Restano così tutti sull’isola, che raggiunge una concentrazione di popolazione impressionante: non ci sono strade di città siciliane che la sera brulichino di tanta gente come ad Augusta, di tanti negozi affastellati quasi l’uno sull’altro, di tante automobili parcheggiate dovunque, persino sui marciapiedi e addirittura sulle piazze. Tuttavia non è questo isolamento, questa specie di distacco, che rende Augusta così diversa da qualsiasi altra città siciliana. E’ la natura stessa della città, le cose che vi accadono dentro.
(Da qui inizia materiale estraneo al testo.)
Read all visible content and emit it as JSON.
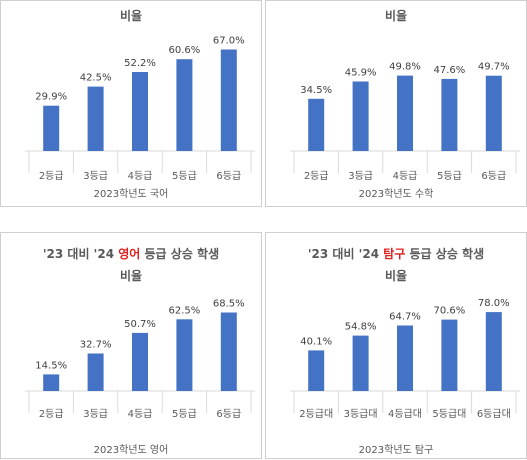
{
  "panels": [
    {
      "header": null,
      "chart_title": "비율",
      "xlabel": "2023학년도 국어"
    },
    {
      "header": null,
      "chart_title": "비율",
      "xlabel": "2023학년도 수학"
    },
    {
      "header": {
        "prefix": "'23 대비 '24 ",
        "highlight": "영어",
        "suffix": " 등급 상승 학생"
      },
      "chart_title": "비율",
      "xlabel": "2023학년도 영어"
    },
    {
      "header": {
        "prefix": "'23 대비 '24 ",
        "highlight": "탐구",
        "suffix": " 등급 상승 학생"
      },
      "chart_title": "비율",
      "xlabel": "2023학년도 탐구"
    }
  ],
  "colors": {
    "bar": "#4472c4",
    "highlight": "#e02020"
  },
  "chart_data": [
    {
      "type": "bar",
      "title": "비율",
      "xlabel": "2023학년도 국어",
      "categories": [
        "2등급",
        "3등급",
        "4등급",
        "5등급",
        "6등급"
      ],
      "values": [
        29.9,
        42.5,
        52.2,
        60.6,
        67.0
      ],
      "data_labels": [
        "29.9%",
        "42.5%",
        "52.2%",
        "60.6%",
        "67.0%"
      ],
      "ylim": [
        0,
        70
      ]
    },
    {
      "type": "bar",
      "title": "비율",
      "xlabel": "2023학년도 수학",
      "categories": [
        "2등급",
        "3등급",
        "4등급",
        "5등급",
        "6등급"
      ],
      "values": [
        34.5,
        45.9,
        49.8,
        47.6,
        49.7
      ],
      "data_labels": [
        "34.5%",
        "45.9%",
        "49.8%",
        "47.6%",
        "49.7%"
      ],
      "ylim": [
        0,
        70
      ]
    },
    {
      "type": "bar",
      "title": "비율",
      "xlabel": "2023학년도 영어",
      "categories": [
        "2등급",
        "3등급",
        "4등급",
        "5등급",
        "6등급"
      ],
      "values": [
        14.5,
        32.7,
        50.7,
        62.5,
        68.5
      ],
      "data_labels": [
        "14.5%",
        "32.7%",
        "50.7%",
        "62.5%",
        "68.5%"
      ],
      "ylim": [
        0,
        75
      ]
    },
    {
      "type": "bar",
      "title": "비율",
      "xlabel": "2023학년도 탐구",
      "categories": [
        "2등급대",
        "3등급대",
        "4등급대",
        "5등급대",
        "6등급대"
      ],
      "values": [
        40.1,
        54.8,
        64.7,
        70.6,
        78.0
      ],
      "data_labels": [
        "40.1%",
        "54.8%",
        "64.7%",
        "70.6%",
        "78.0%"
      ],
      "ylim": [
        0,
        85
      ]
    }
  ]
}
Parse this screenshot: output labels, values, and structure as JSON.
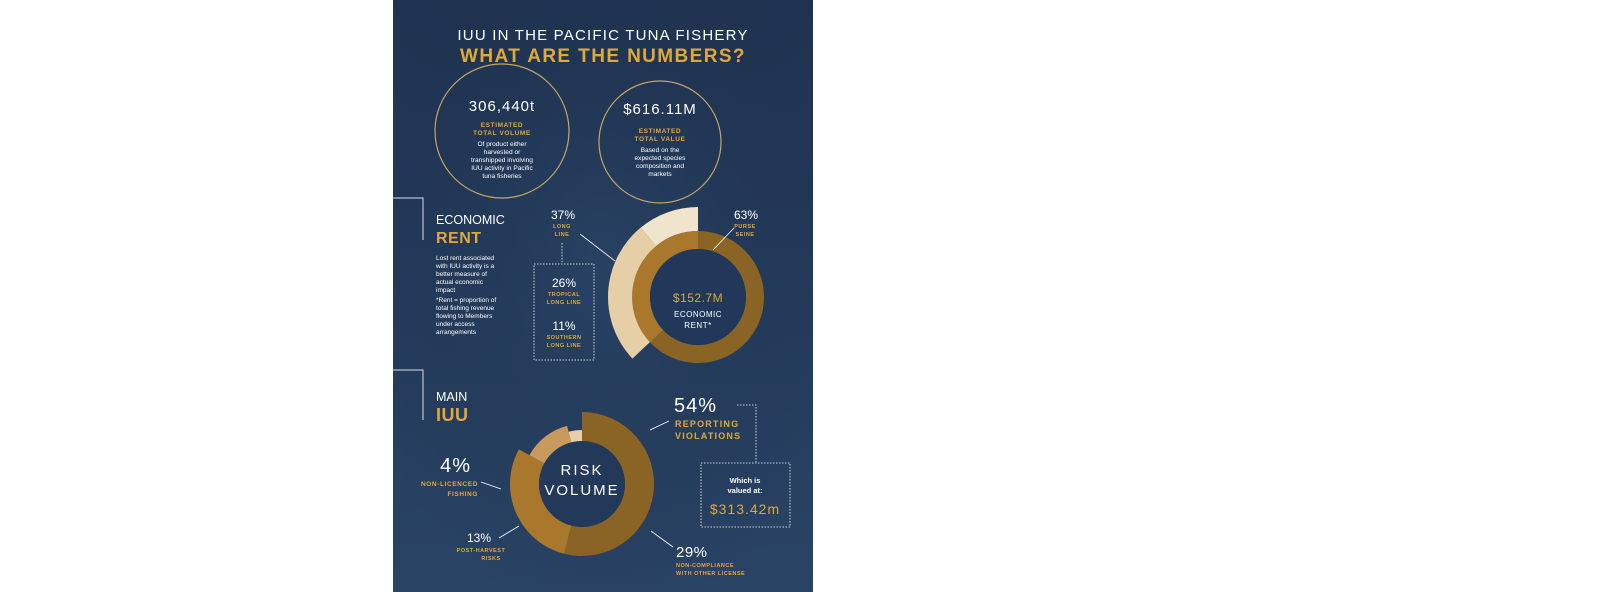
{
  "header": {
    "title": "IUU IN THE PACIFIC TUNA FISHERY",
    "subtitle": "WHAT ARE THE NUMBERS?"
  },
  "circles": [
    {
      "value": "306,440t",
      "label_line1": "ESTIMATED",
      "label_line2": "TOTAL VOLUME",
      "desc": [
        "Of product either",
        "harvested or",
        "transhipped involving",
        "IUU activity in Pacific",
        "tuna fisheries"
      ]
    },
    {
      "value": "$616.11M",
      "label_line1": "ESTIMATED",
      "label_line2": "TOTAL VALUE",
      "desc": [
        "Based on the",
        "expected species",
        "composition and",
        "markets"
      ]
    }
  ],
  "economic_rent": {
    "heading_line1": "ECONOMIC",
    "heading_line2": "RENT",
    "desc": [
      "Lost rent associated",
      "with IUU activity is a",
      "better measure of",
      "actual economic",
      "impact"
    ],
    "note": [
      "*Rent = proportion of",
      "total fishing revenue",
      "flowing to Members",
      "under access",
      "arrangements"
    ],
    "center_value": "$152.7M",
    "center_label_line1": "ECONOMIC",
    "center_label_line2": "RENT*"
  },
  "main_iuu": {
    "heading_line1": "MAIN",
    "heading_line2": "IUU",
    "center_line1": "RISK",
    "center_line2": "VOLUME",
    "valued_line1": "Which is",
    "valued_line2": "valued at:",
    "valued_amount": "$313.42m"
  },
  "colors": {
    "background": "#233a5a",
    "gold": "#e0a83a",
    "dark_gold": "#8a6424",
    "mid_gold": "#a9782d",
    "tan": "#c99a5e",
    "light_tan": "#e6cfa6",
    "cream": "#f1e4cc",
    "text": "#ffffff"
  },
  "chart_data": [
    {
      "type": "pie",
      "title": "ECONOMIC RENT",
      "series": [
        {
          "name": "PURSE SEINE",
          "value": 63,
          "label": "63%"
        },
        {
          "name": "TROPICAL LONG LINE",
          "value": 26,
          "label": "26%"
        },
        {
          "name": "SOUTHERN LONG LINE",
          "value": 11,
          "label": "11%"
        }
      ],
      "group_labels": [
        {
          "name": "LONG LINE",
          "value": 37,
          "label": "37%"
        }
      ]
    },
    {
      "type": "pie",
      "title": "RISK VOLUME",
      "series": [
        {
          "name": "REPORTING VIOLATIONS",
          "value": 54,
          "label": "54%"
        },
        {
          "name": "NON-COMPLIANCE WITH OTHER LICENSE",
          "value": 29,
          "label": "29%"
        },
        {
          "name": "POST-HARVEST RISKS",
          "value": 13,
          "label": "13%"
        },
        {
          "name": "NON-LICENCED FISHING",
          "value": 4,
          "label": "4%"
        }
      ]
    }
  ]
}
L’isola di Augusta sorge all’estremità nord della rada, ma in un certo senso la conclude e la delimita, e tutto quello specchio d’acqua, lungo venti chilometri, è suo. Il porto le appartiene e con esso tutte le cose che vi accadono, anche la gente che vi arriva.

Qui arriva ogni giorno un fiume umano, centinaia, migliaia di uomini da tutto il mondo, dall’Africa, dall’America, dall’Asia, dalla Russia; parlano tutte le lingue, sono biondi ed altissimi, bassi e camusi, negri, asiatici; portano da tutti gli altri porti del mondo notizie diverse, curiosità, esigenze, bisogni, sigarette, malattie veneree, denaro.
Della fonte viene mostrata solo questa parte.